Reliability

SeaPortal is a fast first-pass triage that fails over, not a universal fetcher. It is fast and reliable on static / server-rendered pages and signals when a page needs a real browser. Across the raw open web a large share of hosts are CDN/DNS infrastructure that never serve HTML, so headline “success” looks low until you net those out.

The numbers below are a frozen snapshot of the committed live sweeps. Regenerate at any time with ./dev bench sweep (see seabench); reports land under tests/bench/reports/ (git-ignored, regenerated per run).

Summary

Reachable, in-niche (static/SSR)Across the open web (Tranco top-1000)
Latency (ok fetches)p50 ~1s, p95 ~2sp50 ~1.6s, p90 ~10.6s, p95 ~15.5s
Success~94% ok40.3% ok — ~53% netting out the ~242 dead CDN/DNS infra hosts

Route on the browser-recommendation signal (profile.decision / browserRecommended) and set --timeout; fail over to a browser rather than assuming every URL extracts.

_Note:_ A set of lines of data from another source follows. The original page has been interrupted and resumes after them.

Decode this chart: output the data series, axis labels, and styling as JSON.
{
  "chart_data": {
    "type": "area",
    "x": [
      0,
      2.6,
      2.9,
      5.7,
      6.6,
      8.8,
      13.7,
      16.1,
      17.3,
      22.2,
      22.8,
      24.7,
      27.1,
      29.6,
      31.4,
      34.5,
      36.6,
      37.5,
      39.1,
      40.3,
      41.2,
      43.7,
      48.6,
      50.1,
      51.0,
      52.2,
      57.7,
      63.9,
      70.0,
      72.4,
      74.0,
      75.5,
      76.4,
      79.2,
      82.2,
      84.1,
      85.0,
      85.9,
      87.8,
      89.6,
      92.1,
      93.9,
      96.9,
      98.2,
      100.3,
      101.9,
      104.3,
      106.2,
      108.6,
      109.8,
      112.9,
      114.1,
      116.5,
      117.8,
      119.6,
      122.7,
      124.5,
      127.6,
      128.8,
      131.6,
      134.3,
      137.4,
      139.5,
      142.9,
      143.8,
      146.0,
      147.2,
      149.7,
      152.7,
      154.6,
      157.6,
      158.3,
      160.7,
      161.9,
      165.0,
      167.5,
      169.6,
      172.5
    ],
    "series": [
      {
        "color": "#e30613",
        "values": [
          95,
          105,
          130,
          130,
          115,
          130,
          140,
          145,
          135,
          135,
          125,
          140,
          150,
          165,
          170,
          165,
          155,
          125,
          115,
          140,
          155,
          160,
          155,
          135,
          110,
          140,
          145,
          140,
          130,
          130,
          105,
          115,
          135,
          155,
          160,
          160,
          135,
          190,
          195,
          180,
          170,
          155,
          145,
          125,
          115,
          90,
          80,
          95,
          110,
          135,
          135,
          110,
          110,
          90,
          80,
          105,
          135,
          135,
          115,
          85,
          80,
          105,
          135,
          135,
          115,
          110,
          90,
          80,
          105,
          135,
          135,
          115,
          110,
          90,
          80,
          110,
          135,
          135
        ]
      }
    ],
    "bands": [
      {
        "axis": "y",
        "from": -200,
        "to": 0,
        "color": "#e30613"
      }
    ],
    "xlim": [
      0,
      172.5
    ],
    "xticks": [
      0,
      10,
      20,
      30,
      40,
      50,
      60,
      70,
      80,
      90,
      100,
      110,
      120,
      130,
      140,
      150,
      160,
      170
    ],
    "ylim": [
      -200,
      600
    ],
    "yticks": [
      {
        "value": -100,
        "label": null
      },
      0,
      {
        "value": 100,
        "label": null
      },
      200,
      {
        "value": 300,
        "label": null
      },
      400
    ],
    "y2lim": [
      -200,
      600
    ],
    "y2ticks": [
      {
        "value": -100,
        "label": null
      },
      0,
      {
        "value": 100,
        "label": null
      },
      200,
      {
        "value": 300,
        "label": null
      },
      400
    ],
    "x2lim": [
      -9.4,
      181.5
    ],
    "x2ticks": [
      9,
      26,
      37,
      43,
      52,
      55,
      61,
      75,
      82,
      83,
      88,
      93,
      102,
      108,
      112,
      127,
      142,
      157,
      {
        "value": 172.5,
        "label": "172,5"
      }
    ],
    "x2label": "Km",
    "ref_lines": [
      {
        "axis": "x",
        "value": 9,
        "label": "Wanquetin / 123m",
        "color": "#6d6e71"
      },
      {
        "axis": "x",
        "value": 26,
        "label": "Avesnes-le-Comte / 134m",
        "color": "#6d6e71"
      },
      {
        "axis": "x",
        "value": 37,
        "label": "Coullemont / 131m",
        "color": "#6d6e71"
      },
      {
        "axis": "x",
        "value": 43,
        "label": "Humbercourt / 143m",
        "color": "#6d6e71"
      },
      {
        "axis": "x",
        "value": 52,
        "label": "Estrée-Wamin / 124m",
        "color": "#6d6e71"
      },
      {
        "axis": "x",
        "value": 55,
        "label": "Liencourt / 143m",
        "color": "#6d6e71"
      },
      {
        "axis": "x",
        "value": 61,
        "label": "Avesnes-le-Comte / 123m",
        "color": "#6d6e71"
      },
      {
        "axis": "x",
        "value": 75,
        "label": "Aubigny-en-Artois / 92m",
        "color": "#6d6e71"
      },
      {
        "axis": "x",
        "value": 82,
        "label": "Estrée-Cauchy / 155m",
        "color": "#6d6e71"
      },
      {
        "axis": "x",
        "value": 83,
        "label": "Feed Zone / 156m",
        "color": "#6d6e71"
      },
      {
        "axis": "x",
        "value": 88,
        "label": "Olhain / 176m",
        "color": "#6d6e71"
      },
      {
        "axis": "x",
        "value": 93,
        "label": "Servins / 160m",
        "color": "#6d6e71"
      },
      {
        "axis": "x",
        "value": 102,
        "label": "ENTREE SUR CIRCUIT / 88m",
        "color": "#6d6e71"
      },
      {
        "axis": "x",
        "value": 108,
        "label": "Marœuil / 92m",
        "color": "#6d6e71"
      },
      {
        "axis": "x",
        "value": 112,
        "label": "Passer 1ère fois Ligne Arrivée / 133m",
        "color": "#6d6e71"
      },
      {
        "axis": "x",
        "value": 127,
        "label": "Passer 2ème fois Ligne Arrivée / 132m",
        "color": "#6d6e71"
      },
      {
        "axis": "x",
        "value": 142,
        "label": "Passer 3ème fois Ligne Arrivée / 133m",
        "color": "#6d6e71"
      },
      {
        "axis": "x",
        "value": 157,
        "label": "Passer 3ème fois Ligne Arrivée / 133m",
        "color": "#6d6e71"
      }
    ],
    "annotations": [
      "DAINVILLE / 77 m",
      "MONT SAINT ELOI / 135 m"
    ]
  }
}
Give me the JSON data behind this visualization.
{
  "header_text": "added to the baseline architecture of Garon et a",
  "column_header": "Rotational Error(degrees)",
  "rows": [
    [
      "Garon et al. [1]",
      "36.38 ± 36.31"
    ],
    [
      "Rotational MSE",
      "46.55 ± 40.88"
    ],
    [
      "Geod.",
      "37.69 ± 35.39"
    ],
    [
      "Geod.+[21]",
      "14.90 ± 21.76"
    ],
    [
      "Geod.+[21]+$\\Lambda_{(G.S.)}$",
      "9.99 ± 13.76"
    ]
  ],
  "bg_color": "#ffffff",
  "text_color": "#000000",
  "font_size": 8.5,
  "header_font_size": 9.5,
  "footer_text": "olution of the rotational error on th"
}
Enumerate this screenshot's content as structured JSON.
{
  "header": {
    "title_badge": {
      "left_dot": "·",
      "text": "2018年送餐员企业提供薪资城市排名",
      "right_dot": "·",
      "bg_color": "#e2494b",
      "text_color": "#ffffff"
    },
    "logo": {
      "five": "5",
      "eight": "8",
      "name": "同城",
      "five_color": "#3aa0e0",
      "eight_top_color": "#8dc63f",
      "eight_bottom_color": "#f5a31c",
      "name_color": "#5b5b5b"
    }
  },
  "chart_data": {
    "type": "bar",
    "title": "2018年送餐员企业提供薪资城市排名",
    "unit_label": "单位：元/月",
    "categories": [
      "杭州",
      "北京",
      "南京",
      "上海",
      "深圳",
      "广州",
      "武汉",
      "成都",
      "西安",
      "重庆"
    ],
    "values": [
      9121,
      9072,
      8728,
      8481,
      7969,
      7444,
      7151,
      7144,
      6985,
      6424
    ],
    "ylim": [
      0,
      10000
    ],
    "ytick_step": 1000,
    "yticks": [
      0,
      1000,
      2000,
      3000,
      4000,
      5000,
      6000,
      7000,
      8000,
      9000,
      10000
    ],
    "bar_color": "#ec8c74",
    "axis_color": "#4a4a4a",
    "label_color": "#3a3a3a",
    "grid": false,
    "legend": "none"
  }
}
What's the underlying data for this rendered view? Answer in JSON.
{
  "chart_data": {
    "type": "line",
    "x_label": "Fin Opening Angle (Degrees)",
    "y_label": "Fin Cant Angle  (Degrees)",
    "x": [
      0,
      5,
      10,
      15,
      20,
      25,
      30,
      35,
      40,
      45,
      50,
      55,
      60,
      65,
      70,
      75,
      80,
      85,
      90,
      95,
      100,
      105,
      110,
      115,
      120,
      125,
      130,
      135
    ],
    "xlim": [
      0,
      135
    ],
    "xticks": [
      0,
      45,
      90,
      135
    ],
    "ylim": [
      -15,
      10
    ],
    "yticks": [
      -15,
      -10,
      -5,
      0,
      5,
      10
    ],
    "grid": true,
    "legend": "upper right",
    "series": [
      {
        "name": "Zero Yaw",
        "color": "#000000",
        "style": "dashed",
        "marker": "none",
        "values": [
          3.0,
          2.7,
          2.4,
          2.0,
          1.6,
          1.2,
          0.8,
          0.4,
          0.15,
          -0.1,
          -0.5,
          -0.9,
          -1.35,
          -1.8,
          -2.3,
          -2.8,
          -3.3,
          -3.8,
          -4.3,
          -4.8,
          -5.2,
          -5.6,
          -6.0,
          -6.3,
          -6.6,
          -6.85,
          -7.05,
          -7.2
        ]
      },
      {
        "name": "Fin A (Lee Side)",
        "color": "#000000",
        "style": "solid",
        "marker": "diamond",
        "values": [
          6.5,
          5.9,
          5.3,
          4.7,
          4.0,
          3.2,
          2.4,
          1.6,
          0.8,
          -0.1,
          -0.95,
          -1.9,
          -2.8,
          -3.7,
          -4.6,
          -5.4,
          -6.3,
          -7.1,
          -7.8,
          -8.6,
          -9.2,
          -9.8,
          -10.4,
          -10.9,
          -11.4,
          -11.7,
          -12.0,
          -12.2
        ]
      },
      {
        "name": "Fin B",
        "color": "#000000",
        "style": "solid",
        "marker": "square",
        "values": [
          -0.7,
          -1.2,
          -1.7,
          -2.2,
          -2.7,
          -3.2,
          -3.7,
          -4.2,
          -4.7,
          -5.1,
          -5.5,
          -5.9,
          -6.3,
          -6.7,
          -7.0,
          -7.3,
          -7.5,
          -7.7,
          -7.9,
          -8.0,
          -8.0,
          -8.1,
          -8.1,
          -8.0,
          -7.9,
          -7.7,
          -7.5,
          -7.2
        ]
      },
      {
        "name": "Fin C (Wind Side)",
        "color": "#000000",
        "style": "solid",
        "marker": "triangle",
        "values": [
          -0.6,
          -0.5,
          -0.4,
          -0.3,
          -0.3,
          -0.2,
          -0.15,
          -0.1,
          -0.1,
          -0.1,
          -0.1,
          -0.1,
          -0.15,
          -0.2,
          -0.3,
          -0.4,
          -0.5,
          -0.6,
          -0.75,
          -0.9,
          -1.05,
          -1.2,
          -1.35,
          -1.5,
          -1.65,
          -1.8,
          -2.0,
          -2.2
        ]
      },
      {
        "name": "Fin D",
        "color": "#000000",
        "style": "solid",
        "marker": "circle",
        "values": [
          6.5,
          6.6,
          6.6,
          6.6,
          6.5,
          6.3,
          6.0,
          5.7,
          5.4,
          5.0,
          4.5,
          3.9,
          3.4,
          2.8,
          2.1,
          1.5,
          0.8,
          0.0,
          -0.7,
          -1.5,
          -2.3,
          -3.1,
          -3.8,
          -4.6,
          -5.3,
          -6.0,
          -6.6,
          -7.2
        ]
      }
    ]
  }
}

Open web — Tranco top-1000

  • Snapshot: sweep_20260530-161156 · captured 2026-05-30T16:11:56Z · git 5203684
  • List: competitors/top-1000-sites-tranco.csv · 1000 sites · concurrency 24 · timeout 15s
MetricCount%
ok40340.3%
blocked292.9%
errors25225.2%
timed out34534.5%
browser recommended10810.8%

Latency over the 403 successful fetches: mean 3526 ms, p50 1646, p90 10619, p95 15547, p99 19232, max 19650.

Netting out the ~242 unreachable CDN/DNS infrastructure domains (e.g. akamaiedge.net, cloudfront.net, domaincontrol.com) that never serve HTML, reachable success is ~53%.

In-niche sample — evenly-spaced cross-section

  • Snapshot: sweep_20260530-161551 · captured 2026-05-30T16:15:51Z · git 5203684
  • List: tests/bench/sites-sample.csv · 50 sites (stride ~15.5 over the Tranco list) · concurrency 10 · timeout 20s
MetricCount%
ok4794.0%
blocked00.0%
errors12.0%
timed out24.0%
browser recommended918.0%

Latency over the 47 successful fetches: mean 1099 ms, p50 976, p90 1890, p95 2160, p99 2483, max 2483.

This sample is a fair, evenly-spaced cross-section of the Tranco list (not a hand-picked best case). Because its dead-infra hosts are excluded by the stride landing on reachable domains, it approximates the reachable slice of the open web — hence the much healthier latency and success figures.